ゲスト/元町泌尿器科クリニック 西村 昌宏 先生
 尿失禁とはどのような症状ですか。
 

 尿失禁は自分の意思とは関係なく、尿が漏れる状態を言い、50歳代以降の方に多く見受けられる、生活上非常に不便な症状です。主な症状としては、お腹に急な力がかかると尿が漏れたり、残尿が少しずつ漏れていくものなどです。また、前立腺(せん)肥大という病気が原因で生じる場合などもあり、さまざまな原因が考えられます。

 男性と女性では尿失禁の症状は違うのでしょうか。
 
 男性に多いのは、前立腺肥大に伴う刺激症状です。簡単に言うと、前立腺によって膀胱の出口が圧迫され、膀胱が神経的に過敏になってしまうのです。例えば、尿意を催した時に抑えが利かず、チョロッと出てしまう切迫性尿失禁や、排尿が終わったと思っても、尿の切れが悪く下着を汚してしまう症状がそれに当たります。また、前立腺肥大が進行してくると、残尿が多い状態になり、尿が膀胱(ぼうこう)から溢(あふ)れ、尿を漏らしてしまう溢流(いつりゅう)性尿失禁が生じます。女性は、男性の場合と比べて症状が多少異なります。女性は尿道が約4cmと短く、尿の禁制を保つための外尿道括約筋が男性ほど強くはありません。そのため、膀胱を支えている骨盤底筋群が弱くなり、膀胱が下がりやすくなってきます。こうなると、くしゃみや重いものを持ち上げる時などの腹圧がかかった時に漏らしてしまう場合があります。
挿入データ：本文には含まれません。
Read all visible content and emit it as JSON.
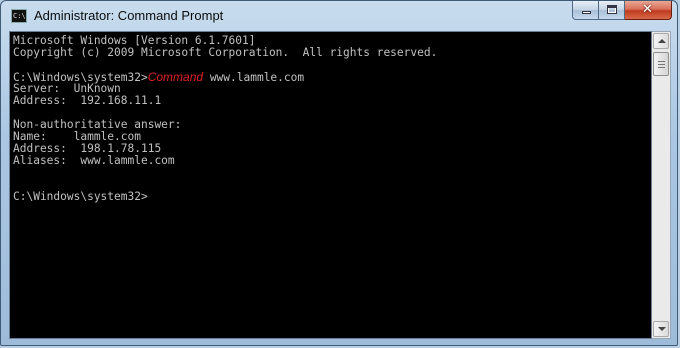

原因としては加齢や、多産、肥満、骨盤内手術の影響などがありますが、軽症例も含めると、実は健康な女性でも約3分の1の方が尿失禁の経験があると報告されています。
 尿失禁の治療法は。
 
 男性で前立腺肥大が原因の場合、薬物治療が比較的功を奏します。しかし、前立腺肥大によって排尿状態が悪くなっている場合には、前立腺に熱をかけて治療する高温度治療や、お腹を切らずに尿道から前立腺を切除する手術などが必要となる場合もあります。高温度治療は日帰り治療も可能ですが、効果は手術治療には及びません。尿失禁の程度や、前立腺の大きさ、残尿量、排尿状態の悪さによっては、最初から手術治療を施した方が良い場合が少なくありません。一方、女性の腹圧性尿失禁の場合、男性と比べると、薬物治療は決して効果的とは言えません。軽症の場合は、骨盤底筋群を鍛える尿失禁体操が比較的効果を発揮します。それでも効果がない場合や、失禁の程度がひどい場合は手術が必要となります。いろいろな方法がありますが、最近では尿道の中間部を特殊なメッシュ状のテープで支えるTVT手術が考案され良い成績が得られています。実際の手術時間は、20〜30分程度、入院も数日で治療が可能です。